Mayson Peters is a parkour veteran with years of coaching experience.
“I’ve been doing this for about five years,” said Peters during an interview at the Polarettes Gymnastics Club facility in Riverdale. “I’ve been coaching here for about three years.”
Impressively, Peters is just 16 and recently earned level two certification as a parkour coach. He has helped the Polarettes parkour program grow to close to 100 participants in just its second year.
“I used to come to drop-in — they offered that here — and I learned off of people,” said Peters. “They started doing all these crazy tricks and I wanted to do that, so I started practicing.”
Known in pop culture from video games like Mirror’s Edge and featured in an episode of The Office, parkour is in essence the art of getting from point A to point B as fast and stylishly as possible.
“Parkour is a free-running sport,” said Peters. “We learn how to get over obstacles, how to better move ourselves through jumps, rotations, spins and even flips. … It’s just basic movement, taken to the extreme.”
For Peters, his recent certification has given him a new insight into the history and origins of the sport and the movements, and a chance to reset and refine his own coaching.
“It didn’t work out as well because I wasn’t certified and I didn’t know the background steps and the history of parkour, I just taught them what I learned,” said Peters about his early experiences coaching. “That was fun and all, but now that I’m certified I try to bring them back down to the levels that they’re supposed to get.”
Back to basics can be a bit boring, but Peters said the fun is just beginning.

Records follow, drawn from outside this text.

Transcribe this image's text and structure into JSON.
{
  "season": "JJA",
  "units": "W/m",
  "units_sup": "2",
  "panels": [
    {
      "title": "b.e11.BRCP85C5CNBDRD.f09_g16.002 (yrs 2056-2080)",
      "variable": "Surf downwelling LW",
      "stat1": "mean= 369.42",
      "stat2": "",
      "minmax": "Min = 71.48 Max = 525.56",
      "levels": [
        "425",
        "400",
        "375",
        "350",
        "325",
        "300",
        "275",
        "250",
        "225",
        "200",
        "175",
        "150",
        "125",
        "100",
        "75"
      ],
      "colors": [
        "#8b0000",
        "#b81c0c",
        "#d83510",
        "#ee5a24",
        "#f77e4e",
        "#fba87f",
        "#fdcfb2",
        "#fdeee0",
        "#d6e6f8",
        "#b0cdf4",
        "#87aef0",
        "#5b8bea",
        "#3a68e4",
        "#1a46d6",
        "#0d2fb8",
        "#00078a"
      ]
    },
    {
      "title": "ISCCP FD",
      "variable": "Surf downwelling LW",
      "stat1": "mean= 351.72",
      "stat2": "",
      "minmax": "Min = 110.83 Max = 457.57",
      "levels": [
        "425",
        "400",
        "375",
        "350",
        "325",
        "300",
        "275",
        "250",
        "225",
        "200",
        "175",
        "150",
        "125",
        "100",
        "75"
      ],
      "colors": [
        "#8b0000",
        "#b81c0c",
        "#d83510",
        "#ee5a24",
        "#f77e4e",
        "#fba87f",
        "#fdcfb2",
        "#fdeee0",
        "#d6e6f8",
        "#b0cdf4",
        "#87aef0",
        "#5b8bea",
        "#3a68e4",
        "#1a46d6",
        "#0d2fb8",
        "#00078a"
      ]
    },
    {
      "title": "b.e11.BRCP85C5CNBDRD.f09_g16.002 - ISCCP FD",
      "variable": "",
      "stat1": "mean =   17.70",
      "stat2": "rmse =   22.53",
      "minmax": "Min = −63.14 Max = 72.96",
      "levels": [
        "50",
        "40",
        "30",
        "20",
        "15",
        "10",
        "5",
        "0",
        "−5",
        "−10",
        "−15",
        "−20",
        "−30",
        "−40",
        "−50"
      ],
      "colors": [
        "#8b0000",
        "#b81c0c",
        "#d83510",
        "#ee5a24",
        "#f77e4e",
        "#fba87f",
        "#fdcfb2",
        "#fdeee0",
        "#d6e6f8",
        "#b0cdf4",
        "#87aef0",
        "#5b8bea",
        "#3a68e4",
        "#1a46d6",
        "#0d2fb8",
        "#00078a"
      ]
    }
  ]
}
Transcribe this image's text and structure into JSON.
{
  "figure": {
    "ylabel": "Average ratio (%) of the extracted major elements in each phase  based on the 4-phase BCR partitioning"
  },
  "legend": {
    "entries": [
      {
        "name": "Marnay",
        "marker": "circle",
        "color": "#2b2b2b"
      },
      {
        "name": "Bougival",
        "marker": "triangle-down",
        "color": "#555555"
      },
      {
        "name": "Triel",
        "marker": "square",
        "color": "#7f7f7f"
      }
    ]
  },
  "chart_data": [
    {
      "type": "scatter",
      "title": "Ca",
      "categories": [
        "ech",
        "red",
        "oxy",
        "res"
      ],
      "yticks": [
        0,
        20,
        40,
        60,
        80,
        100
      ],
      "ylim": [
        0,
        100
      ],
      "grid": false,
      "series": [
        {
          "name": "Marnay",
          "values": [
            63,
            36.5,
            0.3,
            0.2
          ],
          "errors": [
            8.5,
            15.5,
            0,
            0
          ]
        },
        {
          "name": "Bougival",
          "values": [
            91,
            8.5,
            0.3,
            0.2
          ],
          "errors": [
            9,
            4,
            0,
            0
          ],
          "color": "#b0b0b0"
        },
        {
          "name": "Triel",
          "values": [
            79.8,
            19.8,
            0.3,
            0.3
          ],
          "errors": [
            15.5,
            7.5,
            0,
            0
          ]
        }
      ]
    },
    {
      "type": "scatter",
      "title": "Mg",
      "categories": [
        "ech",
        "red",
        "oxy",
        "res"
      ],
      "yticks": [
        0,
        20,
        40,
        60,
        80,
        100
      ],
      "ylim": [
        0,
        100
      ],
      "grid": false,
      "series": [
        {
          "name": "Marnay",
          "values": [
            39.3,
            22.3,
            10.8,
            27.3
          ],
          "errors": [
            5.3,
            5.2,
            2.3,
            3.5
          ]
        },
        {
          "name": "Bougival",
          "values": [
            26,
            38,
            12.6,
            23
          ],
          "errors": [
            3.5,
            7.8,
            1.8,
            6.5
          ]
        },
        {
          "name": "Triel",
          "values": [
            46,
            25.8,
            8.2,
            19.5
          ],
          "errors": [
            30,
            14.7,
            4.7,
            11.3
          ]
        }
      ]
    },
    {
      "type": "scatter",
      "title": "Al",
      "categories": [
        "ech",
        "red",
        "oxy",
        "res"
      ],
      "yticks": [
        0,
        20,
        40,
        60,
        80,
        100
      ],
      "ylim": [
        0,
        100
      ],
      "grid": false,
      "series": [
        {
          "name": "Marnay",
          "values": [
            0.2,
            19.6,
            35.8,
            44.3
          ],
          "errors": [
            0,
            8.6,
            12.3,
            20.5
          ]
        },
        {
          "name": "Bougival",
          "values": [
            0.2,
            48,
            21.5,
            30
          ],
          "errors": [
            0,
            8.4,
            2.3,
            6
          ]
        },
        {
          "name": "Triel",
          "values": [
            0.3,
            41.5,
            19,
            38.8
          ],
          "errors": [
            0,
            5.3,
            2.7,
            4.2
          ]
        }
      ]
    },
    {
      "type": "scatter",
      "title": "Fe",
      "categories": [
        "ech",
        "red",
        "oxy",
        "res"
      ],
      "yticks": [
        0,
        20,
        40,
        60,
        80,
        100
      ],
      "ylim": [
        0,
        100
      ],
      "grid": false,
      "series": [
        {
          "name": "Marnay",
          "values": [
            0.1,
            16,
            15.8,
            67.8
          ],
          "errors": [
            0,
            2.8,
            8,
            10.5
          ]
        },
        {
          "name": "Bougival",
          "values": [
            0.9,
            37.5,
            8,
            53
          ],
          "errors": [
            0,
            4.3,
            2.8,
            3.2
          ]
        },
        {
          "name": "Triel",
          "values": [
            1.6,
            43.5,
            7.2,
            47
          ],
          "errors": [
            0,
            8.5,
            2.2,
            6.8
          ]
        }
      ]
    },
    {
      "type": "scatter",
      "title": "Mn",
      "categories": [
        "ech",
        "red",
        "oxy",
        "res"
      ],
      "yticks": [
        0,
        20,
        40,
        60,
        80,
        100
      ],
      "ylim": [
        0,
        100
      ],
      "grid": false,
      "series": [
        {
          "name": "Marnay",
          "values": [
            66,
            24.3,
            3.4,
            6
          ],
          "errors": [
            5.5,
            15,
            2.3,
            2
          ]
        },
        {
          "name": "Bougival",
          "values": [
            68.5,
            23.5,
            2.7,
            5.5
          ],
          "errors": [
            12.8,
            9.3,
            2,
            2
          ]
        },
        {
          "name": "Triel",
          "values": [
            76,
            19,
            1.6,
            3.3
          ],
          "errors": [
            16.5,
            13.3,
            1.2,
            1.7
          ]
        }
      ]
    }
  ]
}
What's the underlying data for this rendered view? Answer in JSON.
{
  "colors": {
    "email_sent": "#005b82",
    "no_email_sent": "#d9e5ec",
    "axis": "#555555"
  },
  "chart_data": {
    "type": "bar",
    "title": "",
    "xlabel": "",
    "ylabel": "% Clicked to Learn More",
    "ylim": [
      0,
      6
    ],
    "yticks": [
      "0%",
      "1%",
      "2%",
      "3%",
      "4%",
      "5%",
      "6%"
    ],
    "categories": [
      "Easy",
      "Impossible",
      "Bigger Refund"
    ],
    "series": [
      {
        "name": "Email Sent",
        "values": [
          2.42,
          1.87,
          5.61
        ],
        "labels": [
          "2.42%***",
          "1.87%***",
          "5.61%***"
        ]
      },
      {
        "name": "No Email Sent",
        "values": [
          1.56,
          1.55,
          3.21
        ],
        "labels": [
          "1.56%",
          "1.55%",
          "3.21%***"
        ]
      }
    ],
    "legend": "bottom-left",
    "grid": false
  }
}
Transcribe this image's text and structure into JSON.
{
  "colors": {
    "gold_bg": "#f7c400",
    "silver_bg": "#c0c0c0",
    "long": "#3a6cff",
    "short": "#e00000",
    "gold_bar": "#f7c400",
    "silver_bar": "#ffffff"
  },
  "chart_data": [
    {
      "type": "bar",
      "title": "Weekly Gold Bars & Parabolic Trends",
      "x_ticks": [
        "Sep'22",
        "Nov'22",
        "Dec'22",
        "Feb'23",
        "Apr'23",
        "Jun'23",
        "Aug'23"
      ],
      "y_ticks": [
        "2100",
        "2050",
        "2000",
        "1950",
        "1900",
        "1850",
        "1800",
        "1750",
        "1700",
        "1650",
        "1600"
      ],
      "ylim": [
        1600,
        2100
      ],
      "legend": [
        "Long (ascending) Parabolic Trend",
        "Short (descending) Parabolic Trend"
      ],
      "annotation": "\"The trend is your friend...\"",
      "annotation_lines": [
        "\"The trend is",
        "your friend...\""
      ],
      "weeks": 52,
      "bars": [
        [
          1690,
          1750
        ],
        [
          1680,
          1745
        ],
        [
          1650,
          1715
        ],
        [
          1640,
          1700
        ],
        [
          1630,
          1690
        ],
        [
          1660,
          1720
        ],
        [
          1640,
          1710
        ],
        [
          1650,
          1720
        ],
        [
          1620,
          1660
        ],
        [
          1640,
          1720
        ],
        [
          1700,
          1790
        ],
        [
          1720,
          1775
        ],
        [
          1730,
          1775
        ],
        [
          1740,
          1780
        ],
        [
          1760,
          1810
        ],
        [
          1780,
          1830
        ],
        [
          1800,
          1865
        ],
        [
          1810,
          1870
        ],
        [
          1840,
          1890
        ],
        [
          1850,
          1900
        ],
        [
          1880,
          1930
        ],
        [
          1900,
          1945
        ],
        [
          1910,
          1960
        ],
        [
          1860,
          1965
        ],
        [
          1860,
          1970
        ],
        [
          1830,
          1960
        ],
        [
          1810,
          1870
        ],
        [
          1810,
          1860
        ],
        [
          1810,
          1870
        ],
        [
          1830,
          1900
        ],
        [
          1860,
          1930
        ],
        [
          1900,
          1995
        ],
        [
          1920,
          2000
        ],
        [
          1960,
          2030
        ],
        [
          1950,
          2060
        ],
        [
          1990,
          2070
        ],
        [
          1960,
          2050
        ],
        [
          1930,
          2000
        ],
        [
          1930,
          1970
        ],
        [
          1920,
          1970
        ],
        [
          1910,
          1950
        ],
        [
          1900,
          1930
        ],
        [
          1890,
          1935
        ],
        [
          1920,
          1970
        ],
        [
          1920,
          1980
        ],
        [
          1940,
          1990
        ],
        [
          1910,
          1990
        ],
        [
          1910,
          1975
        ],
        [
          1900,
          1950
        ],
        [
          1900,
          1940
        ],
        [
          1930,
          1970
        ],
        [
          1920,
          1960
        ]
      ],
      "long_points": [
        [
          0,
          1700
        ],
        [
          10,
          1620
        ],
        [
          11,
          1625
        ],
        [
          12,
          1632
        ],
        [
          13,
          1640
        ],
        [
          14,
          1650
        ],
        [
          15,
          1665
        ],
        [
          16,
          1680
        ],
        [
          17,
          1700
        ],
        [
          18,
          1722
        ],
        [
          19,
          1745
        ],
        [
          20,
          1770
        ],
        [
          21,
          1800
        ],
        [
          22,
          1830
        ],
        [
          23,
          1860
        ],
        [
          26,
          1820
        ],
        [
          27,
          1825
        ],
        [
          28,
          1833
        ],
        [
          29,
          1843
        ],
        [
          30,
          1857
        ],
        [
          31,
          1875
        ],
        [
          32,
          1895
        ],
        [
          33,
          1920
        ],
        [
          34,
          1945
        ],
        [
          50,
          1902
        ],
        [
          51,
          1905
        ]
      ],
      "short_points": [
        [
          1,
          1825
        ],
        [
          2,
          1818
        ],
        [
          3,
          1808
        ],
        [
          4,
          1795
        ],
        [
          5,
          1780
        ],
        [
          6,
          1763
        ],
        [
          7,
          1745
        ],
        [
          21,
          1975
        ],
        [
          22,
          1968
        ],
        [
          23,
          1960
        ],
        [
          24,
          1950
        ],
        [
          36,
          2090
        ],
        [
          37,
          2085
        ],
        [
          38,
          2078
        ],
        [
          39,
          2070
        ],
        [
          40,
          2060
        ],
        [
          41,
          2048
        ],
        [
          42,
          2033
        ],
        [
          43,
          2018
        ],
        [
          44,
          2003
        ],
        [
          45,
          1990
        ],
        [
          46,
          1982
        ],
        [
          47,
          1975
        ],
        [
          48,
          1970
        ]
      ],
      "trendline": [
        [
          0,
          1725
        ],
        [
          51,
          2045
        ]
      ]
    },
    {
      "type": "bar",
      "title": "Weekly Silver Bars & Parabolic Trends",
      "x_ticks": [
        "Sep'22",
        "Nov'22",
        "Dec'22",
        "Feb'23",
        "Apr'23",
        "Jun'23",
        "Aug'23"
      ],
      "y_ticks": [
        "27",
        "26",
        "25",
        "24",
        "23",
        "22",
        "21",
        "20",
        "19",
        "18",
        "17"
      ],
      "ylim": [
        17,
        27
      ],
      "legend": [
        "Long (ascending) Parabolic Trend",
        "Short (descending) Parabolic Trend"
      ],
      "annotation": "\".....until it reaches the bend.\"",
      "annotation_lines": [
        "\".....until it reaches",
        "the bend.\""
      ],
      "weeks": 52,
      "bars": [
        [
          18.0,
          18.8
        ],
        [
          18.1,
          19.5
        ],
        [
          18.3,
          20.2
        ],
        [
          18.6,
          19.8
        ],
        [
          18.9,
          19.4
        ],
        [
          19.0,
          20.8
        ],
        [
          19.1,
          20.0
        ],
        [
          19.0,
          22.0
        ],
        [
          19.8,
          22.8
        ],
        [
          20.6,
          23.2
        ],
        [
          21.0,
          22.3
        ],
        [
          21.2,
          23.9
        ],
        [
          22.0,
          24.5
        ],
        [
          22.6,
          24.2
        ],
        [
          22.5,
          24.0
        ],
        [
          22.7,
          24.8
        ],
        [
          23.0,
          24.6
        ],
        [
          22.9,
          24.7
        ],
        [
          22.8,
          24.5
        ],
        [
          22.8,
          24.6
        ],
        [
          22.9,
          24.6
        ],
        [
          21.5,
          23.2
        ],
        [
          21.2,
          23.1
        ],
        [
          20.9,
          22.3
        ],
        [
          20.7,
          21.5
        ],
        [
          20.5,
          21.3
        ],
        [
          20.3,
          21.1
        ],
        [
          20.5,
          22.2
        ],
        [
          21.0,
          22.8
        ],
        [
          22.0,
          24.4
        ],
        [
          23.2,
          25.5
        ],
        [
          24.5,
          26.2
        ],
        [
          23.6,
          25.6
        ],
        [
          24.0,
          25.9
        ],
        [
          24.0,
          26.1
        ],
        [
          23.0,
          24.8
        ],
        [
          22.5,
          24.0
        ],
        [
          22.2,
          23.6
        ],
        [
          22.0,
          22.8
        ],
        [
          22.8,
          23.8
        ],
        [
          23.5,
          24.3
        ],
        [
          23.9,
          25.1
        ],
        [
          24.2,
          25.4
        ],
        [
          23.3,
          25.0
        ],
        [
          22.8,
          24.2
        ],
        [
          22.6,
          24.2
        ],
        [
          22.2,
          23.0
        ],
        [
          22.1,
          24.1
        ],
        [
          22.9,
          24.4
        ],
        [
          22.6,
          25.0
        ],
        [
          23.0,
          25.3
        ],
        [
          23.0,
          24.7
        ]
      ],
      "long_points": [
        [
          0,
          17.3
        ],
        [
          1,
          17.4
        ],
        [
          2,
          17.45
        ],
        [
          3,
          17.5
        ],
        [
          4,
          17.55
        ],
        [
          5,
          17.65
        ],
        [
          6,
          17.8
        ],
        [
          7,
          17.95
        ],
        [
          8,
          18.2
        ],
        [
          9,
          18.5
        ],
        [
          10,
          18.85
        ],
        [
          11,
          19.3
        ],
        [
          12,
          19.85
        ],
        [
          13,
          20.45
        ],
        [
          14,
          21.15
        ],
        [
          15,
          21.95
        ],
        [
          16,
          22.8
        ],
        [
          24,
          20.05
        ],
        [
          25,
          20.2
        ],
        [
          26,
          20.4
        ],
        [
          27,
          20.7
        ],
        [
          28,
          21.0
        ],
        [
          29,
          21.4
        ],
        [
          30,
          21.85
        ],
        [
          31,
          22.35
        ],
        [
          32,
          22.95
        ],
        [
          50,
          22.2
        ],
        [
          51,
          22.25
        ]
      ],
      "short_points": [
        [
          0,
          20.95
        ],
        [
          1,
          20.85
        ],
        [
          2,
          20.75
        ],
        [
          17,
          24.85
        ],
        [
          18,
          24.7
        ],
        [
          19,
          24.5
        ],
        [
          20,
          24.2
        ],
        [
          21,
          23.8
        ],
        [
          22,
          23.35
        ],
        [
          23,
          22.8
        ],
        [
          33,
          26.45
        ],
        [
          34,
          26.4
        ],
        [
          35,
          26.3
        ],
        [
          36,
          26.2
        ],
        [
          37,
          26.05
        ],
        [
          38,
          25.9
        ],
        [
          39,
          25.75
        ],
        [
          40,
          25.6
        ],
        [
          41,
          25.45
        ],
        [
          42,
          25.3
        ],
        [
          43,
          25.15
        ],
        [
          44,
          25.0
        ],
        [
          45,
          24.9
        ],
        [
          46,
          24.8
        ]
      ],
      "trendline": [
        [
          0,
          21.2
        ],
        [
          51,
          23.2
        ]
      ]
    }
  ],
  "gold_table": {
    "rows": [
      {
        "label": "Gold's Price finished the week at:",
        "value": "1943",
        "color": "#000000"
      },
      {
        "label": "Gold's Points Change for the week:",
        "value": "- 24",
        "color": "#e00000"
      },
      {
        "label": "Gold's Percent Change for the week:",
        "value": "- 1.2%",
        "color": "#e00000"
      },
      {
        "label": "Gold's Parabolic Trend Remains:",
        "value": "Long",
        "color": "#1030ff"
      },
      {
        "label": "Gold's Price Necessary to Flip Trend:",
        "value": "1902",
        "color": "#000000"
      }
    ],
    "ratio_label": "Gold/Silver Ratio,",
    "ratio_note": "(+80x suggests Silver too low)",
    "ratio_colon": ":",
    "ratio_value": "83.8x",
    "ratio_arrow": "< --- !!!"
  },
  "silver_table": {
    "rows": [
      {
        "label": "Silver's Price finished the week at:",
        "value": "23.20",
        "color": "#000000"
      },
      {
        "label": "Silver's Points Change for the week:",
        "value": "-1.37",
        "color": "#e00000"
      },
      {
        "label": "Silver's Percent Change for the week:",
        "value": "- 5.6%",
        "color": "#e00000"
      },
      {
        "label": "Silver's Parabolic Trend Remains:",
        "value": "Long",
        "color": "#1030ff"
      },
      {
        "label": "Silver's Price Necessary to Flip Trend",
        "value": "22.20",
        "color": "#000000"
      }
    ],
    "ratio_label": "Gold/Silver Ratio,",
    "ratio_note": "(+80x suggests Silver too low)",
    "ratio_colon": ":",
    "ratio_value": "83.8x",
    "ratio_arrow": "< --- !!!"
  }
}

“With the whole bringing them back to level one, they have to learn the basics of a few new things,” said Peters. “It’s a bit challenging (to keep focused) because they don’t have a challenge yet, but once we get up to it, there will definitely be better challenges.”
Peters’ enthusiasm for parkour is clear and is proving to be infectious for his students.
“The best part of parkour for me is getting over obstacles,” said Peters. “Any obstacle that I find a challenge to step over, walk over or even climb up to, I always try to face it with a different skill and a faster method to get over it.”
That mentality translates to coaching, and Peters said watching his charges learn new skills is its own reward.
“I love seeing the kids learning, attempting new skills, getting them, and then getting even better at them,” said Peters. “I love when they get their head in the game, they’re going for it, they’re going at it, they’re trying, trying, trying, and boom, they got it.”
When he’s not coaching parkour — there are four days of parkour per week at the club — Peters attends Porter Creek Secondary School and is considering an apprenticeship to become a mechanic, but isn’t quite ready to write off sticking with parkour a bit longer.
“I see myself maybe going up the levels in my coaching,” said Peters. “I’m at level two now – maybe I can get my level four or three.”
That will likely take a couple years, but Peters is open to a bit of speculation.
“If it’s really big here in the Yukon, then I could definitely take that up,” said Peters about coaching as a career. “If we find that (the growth) is staying the same, maybe I’ll take a different path in life.”
Whatever path Peters takes, it’s sure to be one he runs, jumps and flips along.